With some of the highest costs of doing business in the nation, Bay Area companies in particular have had major cost incentives to source and distribute their activities globally. Increasingly, however, other factors such as rising capabilities and growing market opportunities in other regions have provided additional motivation.
These factors, combined with a weak economy, have intensified interest in the media and among business, labor, government and community leaders in global offshoring and its impact on the domestic jobs base. Some strongly endorse offshoring as a strategy vital to competitiveness, while others are alarmed at the depth and speed of the changes that are occurring due to globalization and are proposing legislative restrictions.
By focusing only on offshoring, however, and ignoring key trends that affect jobs such as demographics and technology, the current debate lacks the balanced perspective needed to assess the many dynamics at work and the range of options available. Much of the debate is based on anecdotal information, without good empirical data. And little of the information that is available is specific to the Bay Area, which as one of the most globalized economies in the nation and the worlds technology leader is at the center of the offshoring phenomenon.
With these considerations in mind, the Bay Area Economic Forum, Joint Venture: Silicon Valley Network, the Stanford Project on Regions of Innovation and Entrepreneurship and A.T. Kearney have joined to deliver an in-depth regional perspective on this issue. The objective of the partners and of this study is to help business and community leaders and state and regional policymakers understand the Bay Area's job market and how it is changing in response to key global and domestic trends.
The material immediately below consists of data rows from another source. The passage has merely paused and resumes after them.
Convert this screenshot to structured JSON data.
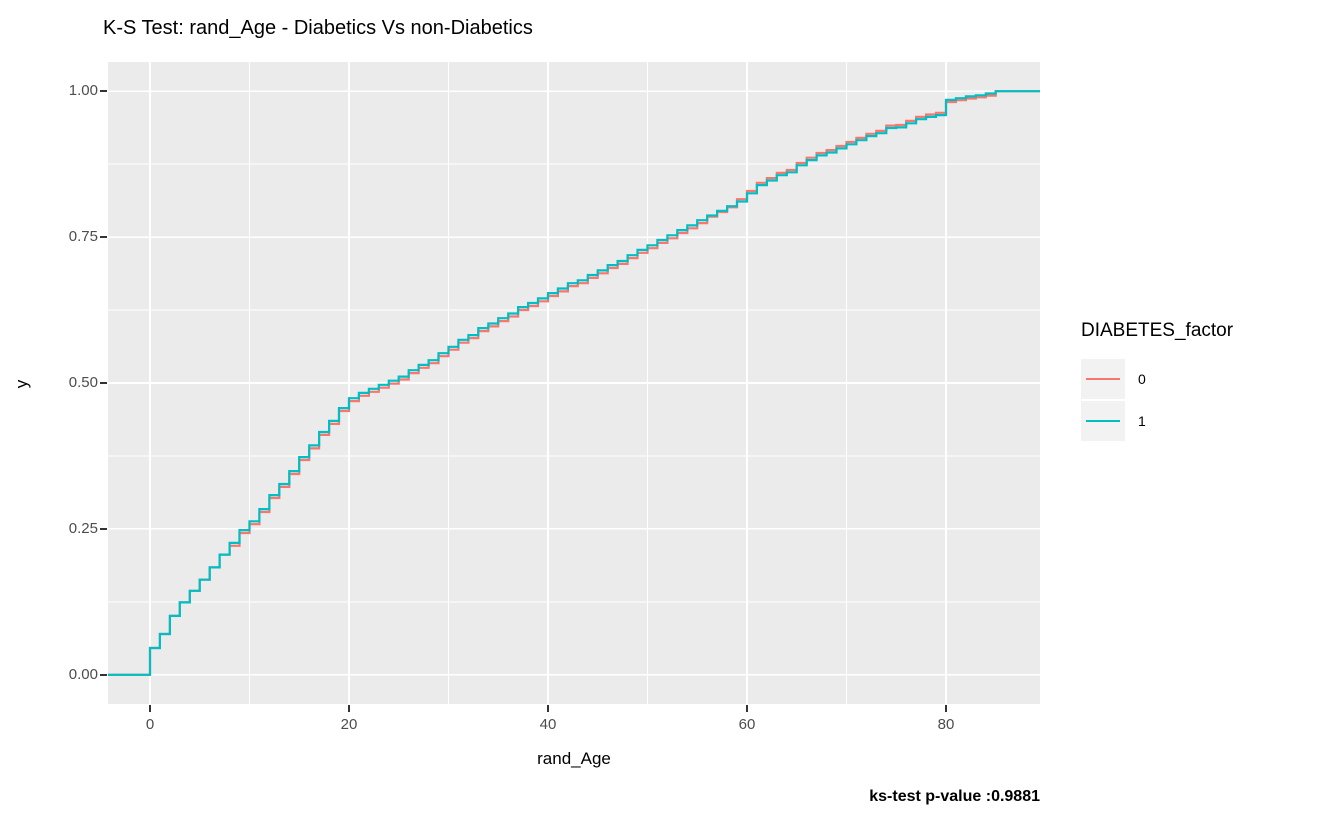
{
  "title": "K-S Test: rand_Age - Diabetics Vs non-Diabetics",
  "caption": "ks-test p-value :0.9881",
  "axes": {
    "x": {
      "label": "rand_Age",
      "tick_labels": [
        "0",
        "20",
        "40",
        "60",
        "80"
      ],
      "tick_values": [
        0,
        20,
        40,
        60,
        80
      ],
      "minor": [
        10,
        30,
        50,
        70
      ]
    },
    "y": {
      "label": "y",
      "tick_labels": [
        "0.00",
        "0.25",
        "0.50",
        "0.75",
        "1.00"
      ],
      "tick_values": [
        0,
        0.25,
        0.5,
        0.75,
        1
      ],
      "minor": [
        0.125,
        0.375,
        0.625,
        0.875
      ]
    }
  },
  "legend": {
    "title": "DIABETES_factor",
    "items": [
      {
        "label": "0",
        "color": "#F8766D"
      },
      {
        "label": "1",
        "color": "#00BFC4"
      }
    ]
  },
  "colors": {
    "panel_bg": "#EBEBEB",
    "grid": "#FFFFFF",
    "tick_text": "#4D4D4D",
    "series0": "#F8766D",
    "series1": "#00BFC4"
  },
  "chart_data": {
    "type": "line",
    "subtype": "step-ecdf",
    "title": "K-S Test: rand_Age - Diabetics Vs non-Diabetics",
    "xlabel": "rand_Age",
    "ylabel": "y",
    "legend_position": "right",
    "grid": true,
    "xlim": [
      -4.22,
      89.45
    ],
    "ylim": [
      -0.05,
      1.05
    ],
    "x": [
      0,
      1,
      2,
      3,
      4,
      5,
      6,
      7,
      8,
      9,
      10,
      11,
      12,
      13,
      14,
      15,
      16,
      17,
      18,
      19,
      20,
      21,
      22,
      23,
      24,
      25,
      26,
      27,
      28,
      29,
      30,
      31,
      32,
      33,
      34,
      35,
      36,
      37,
      38,
      39,
      40,
      41,
      42,
      43,
      44,
      45,
      46,
      47,
      48,
      49,
      50,
      51,
      52,
      53,
      54,
      55,
      56,
      57,
      58,
      59,
      60,
      61,
      62,
      63,
      64,
      65,
      66,
      67,
      68,
      69,
      70,
      71,
      72,
      73,
      74,
      75,
      76,
      77,
      78,
      79,
      80,
      81,
      82,
      83,
      84,
      85
    ],
    "series": [
      {
        "name": "0",
        "color": "#F8766D",
        "values": [
          0.046,
          0.07,
          0.101,
          0.124,
          0.144,
          0.163,
          0.184,
          0.206,
          0.221,
          0.243,
          0.258,
          0.279,
          0.303,
          0.322,
          0.344,
          0.368,
          0.388,
          0.411,
          0.43,
          0.452,
          0.469,
          0.478,
          0.485,
          0.492,
          0.499,
          0.506,
          0.517,
          0.526,
          0.534,
          0.546,
          0.557,
          0.569,
          0.577,
          0.589,
          0.597,
          0.606,
          0.614,
          0.625,
          0.632,
          0.64,
          0.649,
          0.657,
          0.666,
          0.671,
          0.68,
          0.688,
          0.697,
          0.704,
          0.714,
          0.723,
          0.731,
          0.74,
          0.748,
          0.757,
          0.765,
          0.774,
          0.785,
          0.793,
          0.801,
          0.815,
          0.829,
          0.843,
          0.851,
          0.86,
          0.865,
          0.877,
          0.886,
          0.894,
          0.899,
          0.906,
          0.913,
          0.92,
          0.927,
          0.932,
          0.941,
          0.942,
          0.949,
          0.956,
          0.96,
          0.963,
          0.9815,
          0.9845,
          0.9875,
          0.9895,
          0.9925,
          1.0
        ]
      },
      {
        "name": "1",
        "color": "#00BFC4",
        "values": [
          0.046,
          0.07,
          0.101,
          0.124,
          0.144,
          0.163,
          0.184,
          0.206,
          0.226,
          0.248,
          0.263,
          0.284,
          0.308,
          0.327,
          0.349,
          0.373,
          0.393,
          0.416,
          0.435,
          0.457,
          0.474,
          0.483,
          0.49,
          0.497,
          0.504,
          0.511,
          0.522,
          0.531,
          0.539,
          0.551,
          0.562,
          0.574,
          0.582,
          0.594,
          0.602,
          0.611,
          0.619,
          0.63,
          0.637,
          0.645,
          0.654,
          0.662,
          0.671,
          0.676,
          0.685,
          0.693,
          0.702,
          0.709,
          0.719,
          0.728,
          0.736,
          0.745,
          0.753,
          0.762,
          0.77,
          0.779,
          0.787,
          0.795,
          0.803,
          0.811,
          0.825,
          0.839,
          0.847,
          0.856,
          0.861,
          0.873,
          0.882,
          0.89,
          0.895,
          0.902,
          0.909,
          0.916,
          0.923,
          0.928,
          0.937,
          0.938,
          0.945,
          0.952,
          0.956,
          0.959,
          0.985,
          0.988,
          0.991,
          0.993,
          0.996,
          1.0
        ]
      }
    ]
  }
}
The model it provides is designed as a tool to anticipate structural shifts, both positive and negative, resulting from these trends. We believe that the analysis will provide the foundation for a broader and more balanced examination of what is happening to Bay Area jobs - and why. We also believe that the study approach and findings are applicable to other regions and have national implications.
The best policies are proactive rather than reactive. Economic globalization is here to stay and will accelerate in the coming years. Managing it and the other key issues impacting California and the Bay Area's competitiveness and economic leadership will require strategic vision by business, government and community leaders alike.